More than 90 percent of school districts made the switch. One major trade-off is that their budgets no longer require voter approval as long as they stay within state caps.

But with a race for governor this year and the presidential election last year, the school elections were an afterthought in many communities, with fewer candidates running and voter turnouts not much improved.

“Definitely the spending is down, and you have to say to yourself, what has changed,” said Jeff Brindle, executive director of ELEC. “With the change to November, it seems they have been overshadowed by other elections, especially in a year like this.”

Brindle did a report of school election spending in 2001 that found that spending had grown considerably, and he raised questions about increased politicization of school elections. But he said yesterday that without the budgets on the ballots any longer, the stakes have dropped.

“The votes were more important then,” he said. “But now they are being overshadowed by other races on the ballot.”

Without budget votes in most districts, a huge player – the New Jersey Education Association -- was also taken out of the game. The teachers union’s PAC set aside $400,000 for local school races, but ended up spending virtually none of it. The PAC in the past had spent as much $760,000 on school races in April, doing statewide television spots and other advertising to promote public education on the eve of the budget votes.

“With only a handful of budgets on the ballot, it doesn’t make any sense to do statewide media anymore,” said Steve Wollmer, the NJEA’s communications director. “It’s just not as much a contested environment anymore.”

Nonetheless, others predicted that the elections will see more activity and interest in off-years and in the future.

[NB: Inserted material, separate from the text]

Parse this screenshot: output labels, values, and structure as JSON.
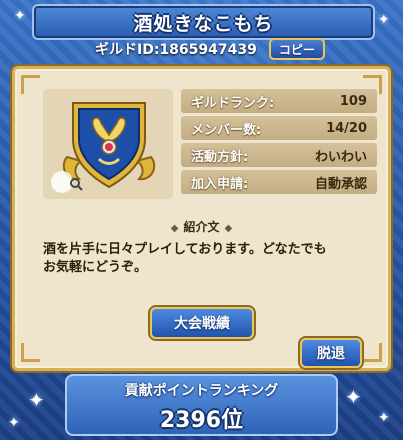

“I got a number of calls this year on how to run a real campaign, how to raise money, what they can afford,” said Tony Gallotto, a political consultant with Jaffe Communications in Newark who worked on a couple of school races this year. “We never got that in the past.”

For school races, the campaign spending is going to be lighter anyway, Gallotto said, with the strategies more about signs and fliers, and maybe the occasional mailing. There is no television advertising of the sort that drains campaign coffers, but he said he is still hearing from more and more people asking about his services.

“Right now, they are mostly asking the questions about how much money they need to raise and how to do it,” Gallotto said.

“In the past, they used to do their own campaigns, maybe print their materials on their own at Kinko’s,” he said. “But now they are seeing with other big races on the ballots, they need to vie for attention.”